没过多久,于谦去北京房山区录制节目,正巧侯耀文也带团在房山演出,便去侯耀文的后台串门,侯耀文提起,最近要收一个徒弟,叫作荆林野。于谦便提起:“德纲适合叩您啊,多好的事儿啊。”侯耀文问:“是吗?那他为什么不跟我说呢?”于谦回答:“许是不好意思吧,也没赶上节骨眼啊!”“那你给他打电话。”侯耀文当即说道。

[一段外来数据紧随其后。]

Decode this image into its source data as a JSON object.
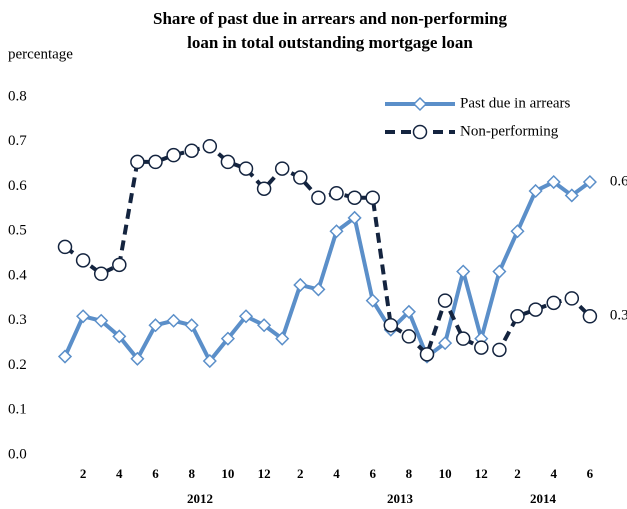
{
  "chart_data": {
    "type": "line",
    "title": [
      "Share of past due in arrears and non-performing",
      "loan in total outstanding mortgage loan"
    ],
    "y_label": "percentage",
    "categories": [
      null,
      "2",
      null,
      "4",
      null,
      "6",
      null,
      "8",
      null,
      "10",
      null,
      "12",
      null,
      "2",
      null,
      "4",
      null,
      "6",
      null,
      "8",
      null,
      "10",
      null,
      "12",
      null,
      "2",
      null,
      "4",
      null,
      "6"
    ],
    "x_groups": [
      "2012",
      "2013",
      "2014"
    ],
    "series": [
      {
        "name": "Past due in arrears",
        "color": "#5b8fc9",
        "marker": "diamond",
        "dashed": false,
        "end_label": "0.6",
        "values": [
          0.22,
          0.31,
          0.3,
          0.265,
          0.215,
          0.29,
          0.3,
          0.29,
          0.21,
          0.26,
          0.31,
          0.29,
          0.26,
          0.38,
          0.37,
          0.5,
          0.53,
          0.345,
          0.28,
          0.32,
          0.22,
          0.25,
          0.41,
          0.26,
          0.41,
          0.5,
          0.59,
          0.61,
          0.58,
          0.61
        ]
      },
      {
        "name": "Non-performing",
        "color": "#14243f",
        "marker": "circle",
        "dashed": true,
        "end_label": "0.3",
        "values": [
          0.465,
          0.435,
          0.405,
          0.425,
          0.655,
          0.655,
          0.67,
          0.68,
          0.69,
          0.655,
          0.64,
          0.595,
          0.64,
          0.62,
          0.575,
          0.585,
          0.575,
          0.575,
          0.29,
          0.265,
          0.225,
          0.345,
          0.26,
          0.24,
          0.235,
          0.31,
          0.325,
          0.34,
          0.35,
          0.31
        ]
      }
    ],
    "ylim": [
      0,
      0.8
    ],
    "yticks": [
      {
        "value": 0,
        "label": "0.0"
      },
      0.1,
      0.2,
      0.3,
      0.4,
      0.5,
      0.6,
      0.7,
      0.8
    ],
    "grid": false
  }
}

电话接通,于谦把电话交给侯耀文,侯耀文对电话那头的郭德纲说:“德纲,问你点事儿啊,他们说你适合叩我,你愿意么?”郭德纲回答:“愿意啊……”“噢,那就这么定了吧。我最近要收一个徒弟,你跟他一块儿得了……”
2004年6月8日,郭德纲、荆林野向侯耀文拜师仪式在北京举行。郭德纲向侯耀文三鞠躬,成为侯耀文的弟子。拜师仪式上,侯耀文说道:“我必须要说的是:我希望相声队伍壮大,因为我们的这支队伍太弱小,我希望我们的队伍团结,因为我们的队伍太分散。所以我希望能够有新的血液、新的空气、新的人才,能够进入到我们队伍当中来。相声队伍,现在看来,并不十分乐观,因为大家现在所熟悉的,天天能看到的相声演员,已经都在四十多岁以上了,三十多岁的、二十多岁的,有出息的,像个样儿的,将来能成角儿的,真的是很难找……就郭德纲而言,三十岁出头,他会的传统相声可能会比我们一些现在的同志多得多,他的先天条件可能会比我们现在声名之下的一些著名相声表演艺术家的条件还要好得多。所以,我希望有一个新人,我希望有一个将来对相声事业有用的人才,能够进入到我们的队伍中来——不光是因为今天我收了他,他作为我的徒弟。他就是拜给李耀文、拜给赵耀文,我都高兴。拜谁,我都觉得是我们相声队伍、我们相声界的一个值得庆幸的事情……”
而在本文开头提到的郭德纲于谦天津专场演出之前,二人的师父侯耀文石富宽也一同发来了贺信:“……我们因率团正在外地演出,谨寄数语,聊表祝贺暨希望之心:辛劳而荣,勤奋则获,利人利己,何乐不为。”